Si les grandes sociétés possèdent une logistique et les moyens humains suffisants pour veiller à la préparation sur le long terme des dispositifs d’alertes, les petites TPE recourent le plus souvent à la « débrouille ». Parce qu’elles n’ont pas les mêmes contraintes organisationnelles, ces petites entreprises peuvent faire face et mettre en place un mode de fonctionnement alternatif très rapidement ; une chose qu’elles ont l’habitude de faire chaque jour.

 » L’absence de préparation fait craindre un risque organisationnel et économique» 

Le vrai problème se pose pour les entreprises entre 500 et 2000 salariés car l’absence de préparation fait craindre une désorganisation importante voire ingérable si une pandémie survenait. Pourtant, ce sont des entreprises qui ont un rôle central à jouer car elles constituent le cœur de l’activité du pays.

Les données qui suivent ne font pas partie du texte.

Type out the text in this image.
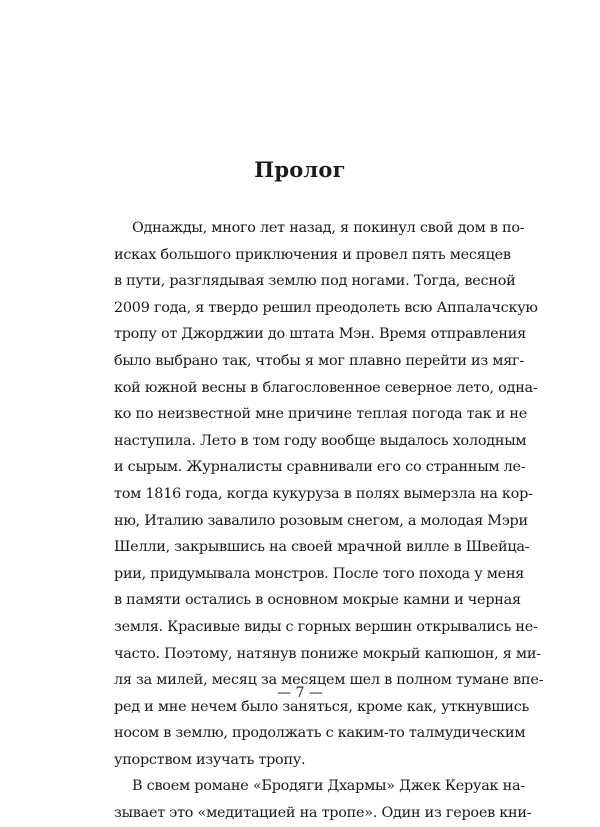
Пролог
Однажды, много лет назад, я покинул свой дом в по-
исках большого приключения и провел пять месяцев
в пути, разглядывая землю под ногами. Тогда, весной
2009 года, я твердо решил преодолеть всю Аппалачскую
тропу от Джорджии до штата Мэн. Время отправления
было выбрано так, чтобы я мог плавно перейти из мяг-
кой южной весны в благословенное северное лето, одна-
ко по неизвестной мне причине теплая погода так и не
наступила. Лето в том году вообще выдалось холодным
и сырым. Журналисты сравнивали его со странным ле-
том 1816 года, когда кукуруза в полях вымерзла на кор-
ню, Италию завалило розовым снегом, а молодая Мэри
Шелли, закрывшись на своей мрачной вилле в Швейца-
рии, придумывала монстров. После того похода у меня
в памяти остались в основном мокрые камни и черная
земля. Красивые виды с горных вершин открывались не-
часто. Поэтому, натянув пониже мокрый капюшон, я ми-
ля за милей, месяц за месяцем шел в полном тумане впе-
ред и мне нечем было заняться, кроме как, уткнувшись
носом в землю, продолжать с каким-то талмудическим
упорством изучать тропу.
В своем романе «Бродяги Дхармы» Джек Керуак на-
зывает это «медитацией на тропе». Один из героев кни-
— 7 —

Concernant ces entreprises, le risque sanitaire n’est donc souvent pas pris en compte, ni au niveau organisationnel, ni même économique. Ce manque d’anticipation face aux risques peut leur causer des dégâts très importants. En refusant de se projeter et d’imaginer quels pourraient être les scénarii possibles par exemple en cas de pandémie, elles font courir un risque important à leur équilibre économique et à leurs salariés. Ces entreprises vont alors devoir improviser à chaud, rendant chaque décision encore plus lourde de conséquence.